Comment posted January 26, 2009 @ 9:17 pm
Somehow there can be 500MW of power pumped outa SoDak on the “grid” but no way can
wind power get from the same area to the grid because of a lack of power lines.
Thats what I get out of the story.
Comment posted January 28, 2009 @ 10:49 am
Coal needs to be replaced with modern clean energy. In the long run solar will be cheaper.
When Sweden and Iceland turned to clean energy each econemy soared. Aside from the horrific challenge of global warming coal-burning power plants are the largest human-caused source of mercury emissions to the air in the United States, accounting for over 40 percent of all domestic human-caused mercury emissions.
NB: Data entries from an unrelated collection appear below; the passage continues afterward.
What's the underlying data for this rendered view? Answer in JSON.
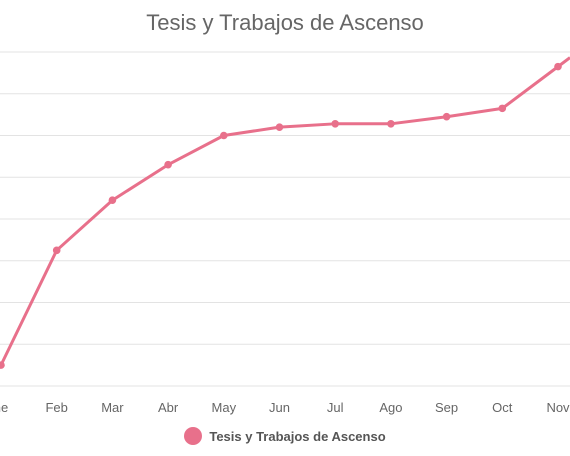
{
  "chart_data": {
    "type": "line",
    "title": "Tesis y Trabajos de Ascenso",
    "xlabel": "",
    "ylabel": "",
    "categories": [
      "Ene",
      "Feb",
      "Mar",
      "Abr",
      "May",
      "Jun",
      "Jul",
      "Ago",
      "Sep",
      "Oct",
      "Nov"
    ],
    "visible_tick_labels": [
      "ne",
      "Feb",
      "Mar",
      "Abr",
      "May",
      "Jun",
      "Jul",
      "Ago",
      "Sep",
      "Oct",
      "Nov"
    ],
    "ylim": [
      0,
      8
    ],
    "grid": true,
    "legend_position": "bottom",
    "series": [
      {
        "name": "Tesis y Trabajos de Ascenso",
        "color": "#e8708b",
        "values": [
          0.5,
          3.25,
          4.45,
          5.3,
          6.0,
          6.2,
          6.28,
          6.28,
          6.45,
          6.65,
          7.65
        ]
      }
    ]
  }
}
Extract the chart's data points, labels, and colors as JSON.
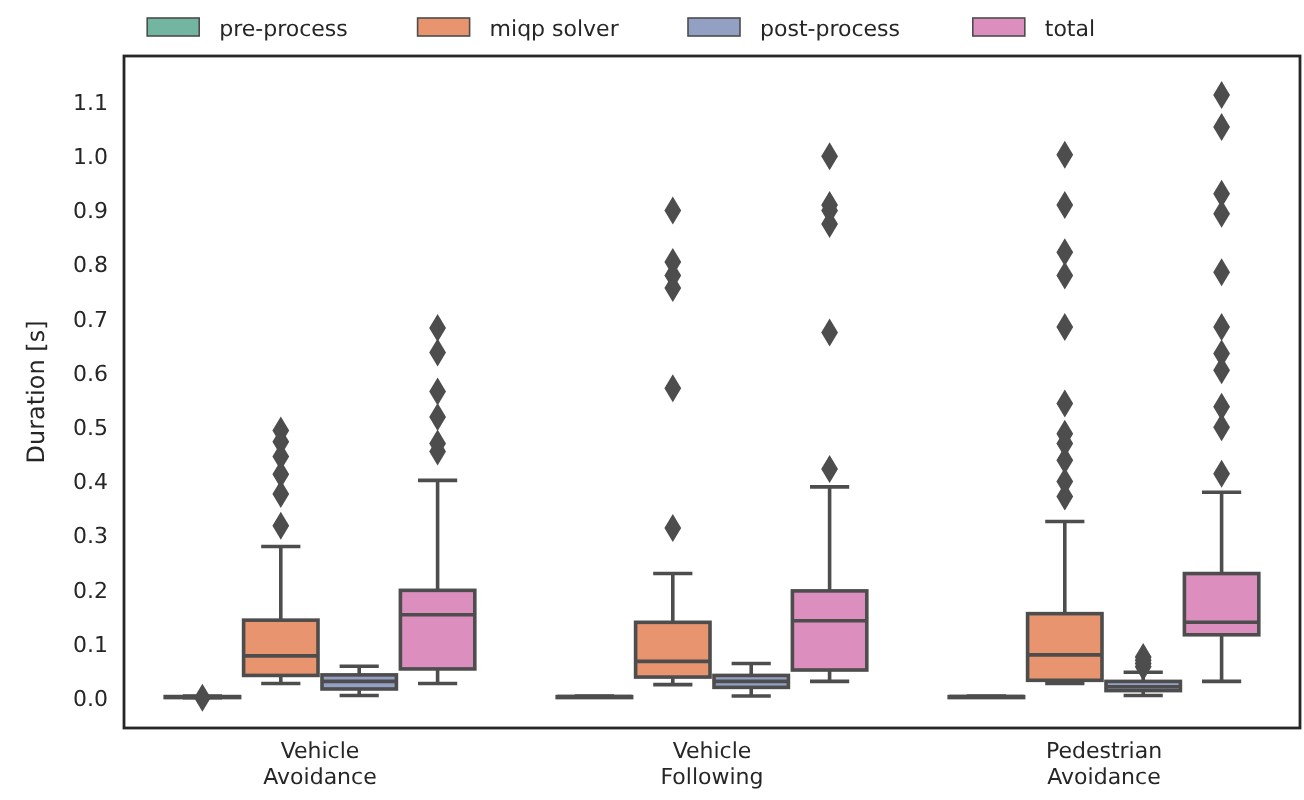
{
  "chart_data": {
    "type": "box",
    "ylabel": "Duration [s]",
    "categories": [
      "Vehicle Avoidance",
      "Vehicle Following",
      "Pedestrian Avoidance"
    ],
    "ylim": [
      -0.055,
      1.185
    ],
    "yticks": [
      {
        "value": 0,
        "label": "0.0"
      },
      {
        "value": 0.1,
        "label": "0.1"
      },
      {
        "value": 0.2,
        "label": "0.2"
      },
      {
        "value": 0.3,
        "label": "0.3"
      },
      {
        "value": 0.4,
        "label": "0.4"
      },
      {
        "value": 0.5,
        "label": "0.5"
      },
      {
        "value": 0.6,
        "label": "0.6"
      },
      {
        "value": 0.7,
        "label": "0.7"
      },
      {
        "value": 0.8,
        "label": "0.8"
      },
      {
        "value": 0.9,
        "label": "0.9"
      },
      {
        "value": 1.0,
        "label": "1.0"
      },
      {
        "value": 1.1,
        "label": "1.1"
      }
    ],
    "grid": false,
    "legend": "top",
    "marker": "diamond",
    "series": [
      {
        "name": "pre-process",
        "color": "#72b6a1",
        "boxes": [
          {
            "low": 0.001,
            "q1": 0.002,
            "median": 0.002,
            "q3": 0.003,
            "high": 0.004,
            "outliers": [
              0.001
            ]
          },
          {
            "low": 0.002,
            "q1": 0.002,
            "median": 0.003,
            "q3": 0.003,
            "high": 0.004
          },
          {
            "low": 0.002,
            "q1": 0.002,
            "median": 0.003,
            "q3": 0.003,
            "high": 0.004
          }
        ]
      },
      {
        "name": "miqp solver",
        "color": "#e8956f",
        "boxes": [
          {
            "low": 0.027,
            "q1": 0.042,
            "median": 0.078,
            "q3": 0.144,
            "high": 0.28,
            "outliers": [
              0.318,
              0.377,
              0.413,
              0.446,
              0.473,
              0.494
            ]
          },
          {
            "low": 0.025,
            "q1": 0.039,
            "median": 0.068,
            "q3": 0.14,
            "high": 0.23,
            "outliers": [
              0.314,
              0.572,
              0.757,
              0.78,
              0.805,
              0.9
            ]
          },
          {
            "low": 0.027,
            "q1": 0.033,
            "median": 0.08,
            "q3": 0.156,
            "high": 0.326,
            "outliers": [
              0.372,
              0.4,
              0.439,
              0.47,
              0.488,
              0.544,
              0.685,
              0.78,
              0.823,
              0.91,
              1.003
            ]
          }
        ]
      },
      {
        "name": "post-process",
        "color": "#93a0c4",
        "boxes": [
          {
            "low": 0.005,
            "q1": 0.017,
            "median": 0.031,
            "q3": 0.043,
            "high": 0.059
          },
          {
            "low": 0.004,
            "q1": 0.02,
            "median": 0.031,
            "q3": 0.042,
            "high": 0.064
          },
          {
            "low": 0.005,
            "q1": 0.014,
            "median": 0.021,
            "q3": 0.031,
            "high": 0.048,
            "outliers": [
              0.058,
              0.064,
              0.07,
              0.076
            ]
          }
        ]
      },
      {
        "name": "total",
        "color": "#dc8fbe",
        "boxes": [
          {
            "low": 0.027,
            "q1": 0.054,
            "median": 0.154,
            "q3": 0.199,
            "high": 0.402,
            "outliers": [
              0.455,
              0.47,
              0.519,
              0.566,
              0.638,
              0.683
            ]
          },
          {
            "low": 0.031,
            "q1": 0.052,
            "median": 0.143,
            "q3": 0.198,
            "high": 0.39,
            "outliers": [
              0.423,
              0.675,
              0.875,
              0.9,
              0.91,
              1.0
            ]
          },
          {
            "low": 0.031,
            "q1": 0.117,
            "median": 0.14,
            "q3": 0.23,
            "high": 0.38,
            "outliers": [
              0.414,
              0.5,
              0.538,
              0.605,
              0.636,
              0.685,
              0.786,
              0.894,
              0.931,
              1.054,
              1.113
            ]
          }
        ]
      }
    ]
  }
}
Mercury eventually settles into water or onto land where it can be washed into water. Once deposited, microorganisms change it into methylmercury, a highly toxic form that builds up in fish and eventually is consumed by our families. Fish and shellfish are the main sources of methylmercury exposure to humans. One in 150 births is now an autistic child. In the summer of 2004, researchers at Columbia’s Mailman School of Public Health reported symptoms similar to autism in thimerosal (which is 49.6% Mercury)-exposed mice. The mouse strain with a predisposition to autoimmunity was affected by thimerosal exposure. These mice had significant growth delay, reduced locomotion, exaggerated response to novelty, and changes in the brain and nervous system that were suggestive of autism.
Coal needs to go!
Comment posted April 6, 2009 @ 2:14 pm
This is a good thing, coal fired power plants a environmental nightmares emitting tons of nasty substances like oxides of nitrogen and sulfur, these can be taken care of with scrubber and venturi emissions control systems but Mercury isn’t water soluble and is a poison that builds up in the food chain eventually ending up in our food sources. The EPA already posts guidelines about how much and what kinds of fish should be eaten do to the dangers of ingesting Mercury. On the issue of carbon emissions, how many gallons of diesel fuel are burned per ton of mined coal. Yes coal is abundant and a cheap source of energy unless one looks at the downstream costs, already acid rain is killing forests in New England and Mercury is contaminating Minnesota’s water ways and fish.